I thought the last picture of me was so becoming, haha

SharonMV said...

Beth, just my little joke - although I do get wordy sometimes. Actually I figured out I was supposed to enter my ID & password on the new page & then the post goes through.

Sharon

annette2 said...

I love the picture of you on the twisty road and I am glad you were there and Linda or Cheryl got the inspiration to take it.

You always pick the right picture to go with what you're saying.

Lucky there is no one hanging over you saying you should "offer it up" like a Christian martyr.

Once years ago a nun came by our office selling a Saint calendar with pictures like the one on Leonard Cohen's first album, I think the one with So Long Marianne on it. Of course I snapped it up - it brought back my Catholic school upbringing, and the exercise books we used to use. I actually stole one once, with a picture of Jesus, "The Boy Saviour" on it. I guess the life long guilt is following me

Annette

Elizabeth McClung said...

Annette: I get told to 'offer it up' often. Emails to remind me that I 'should be' more x,y, z and if I don't act appropriately, I am chided or dropped. The same from the caregivers who do intervention prayers or exhaust me when they are to put me to bed, but refuse to turn off the light, talking to me for two hours instead, wanting me to keep talking, keep telling because 'I'm interesting' - God, help me survive those who say they represent you. ha.

tinarussell said...

(I posted this yesterday and I thought it was up, but now it’s not... either Blogger ate it, or I said something stupid and it was deleted on purpose. If it’s the latter, I’m sorry for posting it again... let me know...)

Yay for being sweaty and sexy! About the cold drink thing, it is great to try and infuse some sexiness into everyday things, isn’t it? It’s a shame some people don’t get it. It sounds like Linda does, which is great!

I’m glad the patch and boxing have helped you feel a little better.

I understand what you mean about the practical vs. pondering thing. I’m a space cadet and always trying to relate everything I see to the whole of the universe and to whatever I saw on TV last night. I need someone to help me remember things like getting the towels out of the dryer... (Did I mention I have ADD?)

tinarussell said...

(facepalm) That’s because this is the completely wrong post. I assume the worst way too often... sorry! (Delete both of these if you’d like...)

Elizabeth McClung said...

it is an open post, anyone can post - but if it is very long, over so many characters, it stops it from publishing. don't know why.

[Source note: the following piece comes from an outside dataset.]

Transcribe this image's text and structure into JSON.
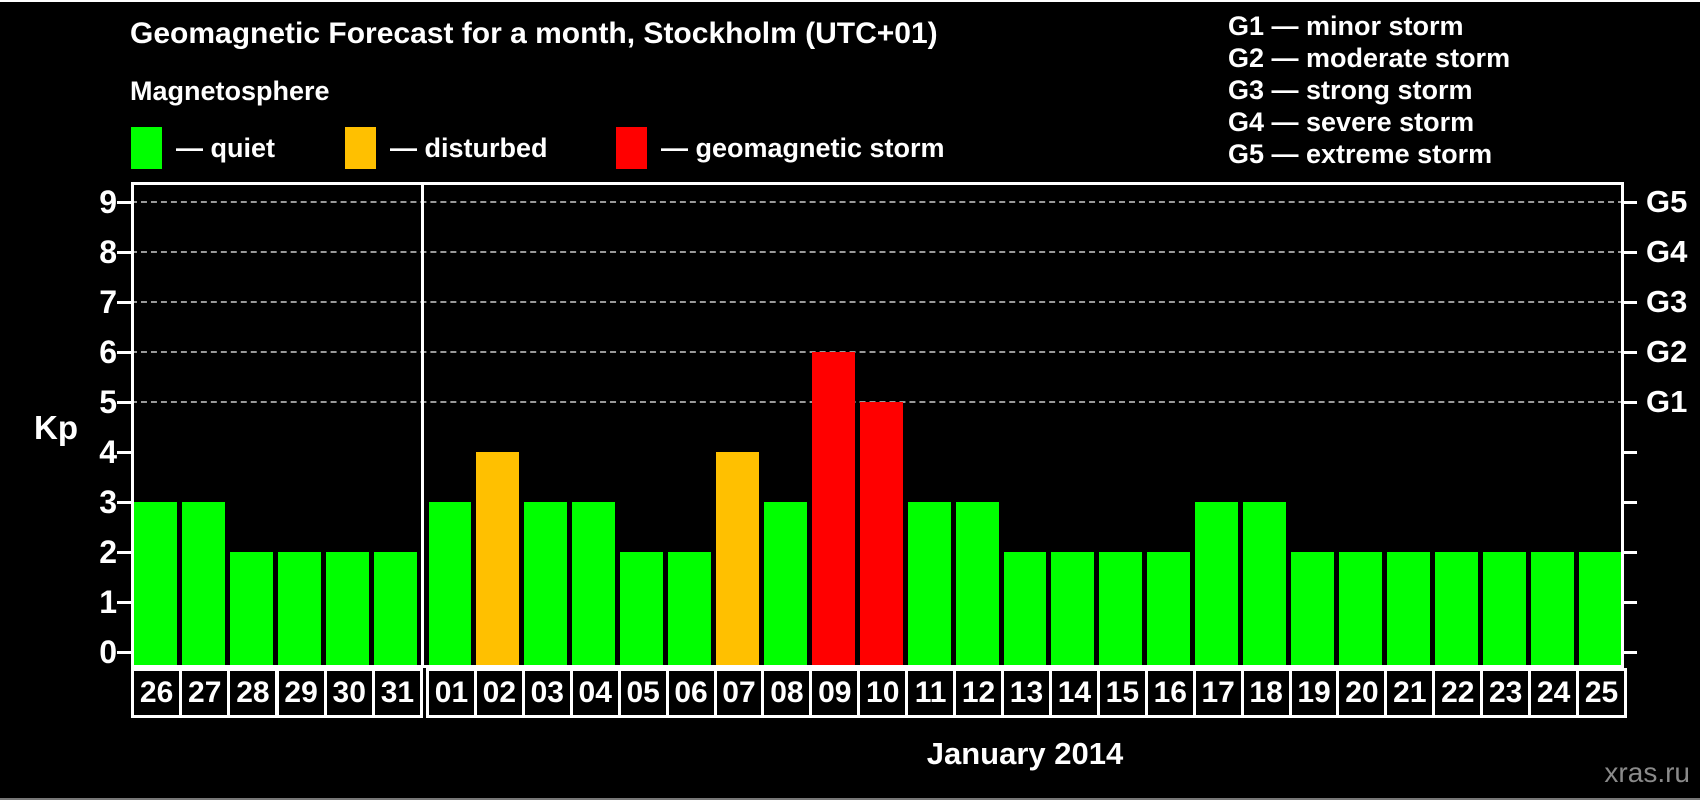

Truth is, I am usually far too ill, you know, having parts of me die as the process of having all of me die to moderate anymore which is why anyone can say anything and pretty much always have except when it is offensive to others members who comment and read. I am not actually into censorship as much as this comments section makes it appear. More like respect, and compassion, finding out about other people to care about them. Which is why I am almost at the point where I cannot write anything anymore, as you are not the only person who wishes to assume my nature, my mind, my self, my words, my viewpoint, my life: there is a long and active group.

Lene Andersen said...

I've been on The Long Road. Sending you love.